Technical articles
Roles of One-Carbon Metabolism Enzymes in Oxidative Stress and Epigenetic Regulation in Cardiovascular Diseases
Roles of One-Carbon Metabolism Enzymes in Oxidative Stress and Epigenetic Regulation in Cardiovascular Diseases
One-carbon metabolism is not merely a matter of folate nutrition, but rather a metabolism-signaling integrated system jointly constituted by the folate cycle, the methionine cycle, and the transsulfuration pathway. On the one hand, this system sustains nucleic acid synthesis and methylation reactions by supplying purines, thymidylate, and methyl donors. On the other hand, it participates in redox homeostasis through homocysteine conversion, cysteine generation, glutathione regeneration, and hydrogen sulfide synthesis. Accordingly, in cardiovascular diseases, the functions of one-carbon metabolism-related enzymes are not limited to substrate conversion, but are deeply embedded throughout oxidative stress amplification, endothelial injury, vascular remodeling, myocardial hypertrophy, and epigenetic reprogramming.

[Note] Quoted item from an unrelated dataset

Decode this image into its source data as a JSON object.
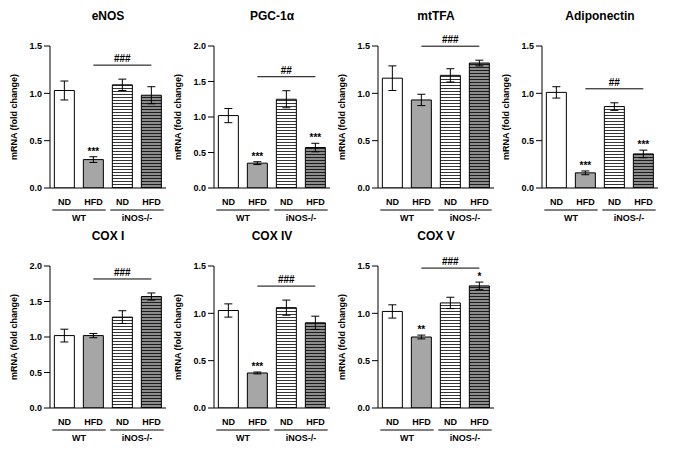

Keywords: one-carbon metabolism; folate cycle; methionine cycle; transsulfuration pathway; oxidative stress; epigenetic regulation; homocysteine; S-adenosylmethionine; cardiovascular disease; Nrf2
I. Basic Structure and Functional Boundaries of the One-Carbon Metabolism Enzyme Network
1.1 One-carbon metabolism consists of three mutually coupled metabolic modules
(1) The folate cycle is responsible for loading and distributing one-carbon units
The folate cycle uses tetrahydrofolate derivatives as carriers and mediates transfer of one-carbon units across different oxidation states, directly serving purine synthesis, thymidylate synthesis, and methyl donor generation. Its key enzymes include dihydrofolate reductase, serine hydroxymethyltransferase, methylenetetrahydrofolate reductase, and the methylenetetrahydrofolate dehydrogenase/methenyltetrahydrofolate cyclohydrolase/formyltetrahydrofolate synthetase (MTHFD) family.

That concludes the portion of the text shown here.